O cenário é o nordeste brasileiro da segunda metade do século XX. O jovem e inocente Raimundo Gaudêncio envolve-se numa paixão com Cícero, de quem é amigo desde criança. Num dia aziago, o pai de Raimundo descobre-os no acto, reagindo com uma explosão de violência e intolerância. O universo dos dois jovens estilhaça-se de uma forma irreparável, e Raimundo é obrigado a sair de casa, fugindo à violência do pai e à recriminação silenciosa da mãe. Despede-se da irmã, Marcinha, e sai para o mundo.

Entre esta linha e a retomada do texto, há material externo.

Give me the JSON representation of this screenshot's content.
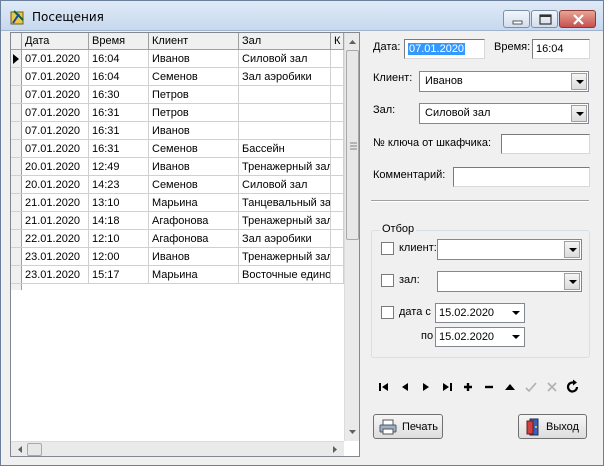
{
  "window": {
    "title": "Посещения"
  },
  "grid": {
    "columns": [
      "Дата",
      "Время",
      "Клиент",
      "Зал",
      "К"
    ],
    "rows": [
      [
        "07.01.2020",
        "16:04",
        "Иванов",
        "Силовой зал"
      ],
      [
        "07.01.2020",
        "16:04",
        "Семенов",
        "Зал аэробики"
      ],
      [
        "07.01.2020",
        "16:30",
        "Петров",
        ""
      ],
      [
        "07.01.2020",
        "16:31",
        "Петров",
        ""
      ],
      [
        "07.01.2020",
        "16:31",
        "Иванов",
        ""
      ],
      [
        "07.01.2020",
        "16:31",
        "Семенов",
        "Бассейн"
      ],
      [
        "20.01.2020",
        "12:49",
        "Иванов",
        "Тренажерный зал"
      ],
      [
        "20.01.2020",
        "14:23",
        "Семенов",
        "Силовой зал"
      ],
      [
        "21.01.2020",
        "13:10",
        "Марьина",
        "Танцевальный зал"
      ],
      [
        "21.01.2020",
        "14:18",
        "Агафонова",
        "Тренажерный зал"
      ],
      [
        "22.01.2020",
        "12:10",
        "Агафонова",
        "Зал аэробики"
      ],
      [
        "23.01.2020",
        "12:00",
        "Иванов",
        "Тренажерный зал"
      ],
      [
        "23.01.2020",
        "15:17",
        "Марьина",
        "Восточные едино"
      ]
    ]
  },
  "form": {
    "date_label": "Дата:",
    "date_value": "07.01.2020",
    "time_label": "Время:",
    "time_value": "16:04",
    "client_label": "Клиент:",
    "client_value": "Иванов",
    "hall_label": "Зал:",
    "hall_value": "Силовой зал",
    "locker_label": "№ ключа от шкафчика:",
    "locker_value": "",
    "comment_label": "Комментарий:",
    "comment_value": ""
  },
  "filter": {
    "title": "Отбор",
    "client_label": "клиент:",
    "client_value": "",
    "hall_label": "зал:",
    "hall_value": "",
    "date_from_label": "дата с",
    "date_from_value": "15.02.2020",
    "date_to_label": "по",
    "date_to_value": "15.02.2020"
  },
  "navigator": [
    "first-icon",
    "prior-icon",
    "next-icon",
    "last-icon",
    "insert-icon",
    "delete-icon",
    "edit-icon",
    "post-icon",
    "cancel-icon",
    "refresh-icon"
  ],
  "buttons": {
    "print_label": "Печать",
    "exit_label": "Выход"
  },
  "colors": {
    "selection": "#3399ff",
    "window_bg": "#f0f0f0"
  }
}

No bolso, uma carta. As palavras que Cícero escreveu para si não mais o deixaram, ainda que, analfabeto, as transportasse como um código indecifrável, um enigma que não conseguiu abandonar nem resolver. Passada uma vida, o ancião Raimundo decide aprender a ler e escrever, para soltar finalmente esse fantasma que o assombra dentro da carta há cinquenta anos.
O livro é uma lupa apontada aos pensamentos do protagonista, vozes e ecos de uma tempestade interior em permanente ebulição. Gardel tem um grande à-vontade com as frases: pega nelas e torce-as, molda-as ao seu jeito, construindo significados de uma forma impressionista e espontânea — as palavras são “esticadores de horizontes”, os rios vestem-se da “tranquilidade marmórea dos túmulos”, a voz do pai é “a voz que afaga, a voz que afoga”. O autor faz uso de frases longas, virguladas, próximas da oralidade, como um fluxo de consciência, ainda que compostas por palavras directas e secas até ao osso. Um feixe de significados, carregado de poesia instantânea e borbulhante.
É o retrato cruel de uma sociedade extremamente machista e homofóbica, uma sociedade que rasga e dilacera quem é diferente, quem foge da norma. Para além do sofrimento físico da violência, o livro mostra a jaula mental que envolvia os homossexuais, proscritos, perseguidos e humilhados a cada passo — e a necessidade de construir uma fachada de papelão, vivendo amiúde uma vida dupla.
Na família de Raimundo há igualmente um histórico de intolerância que vem de outras gerações, testemunho de uma mentalidade ignorante e retrógrada, a homossexualidade vista como um crime abjecto. O próprio Raimundo torna-se, a dada altura, num agente dessa violência, carregando a tocha ignóbil da homofobia, o futuro a fazer eco do passado ao longo das décadas, num jogo de espelhos medonho e corrosivo.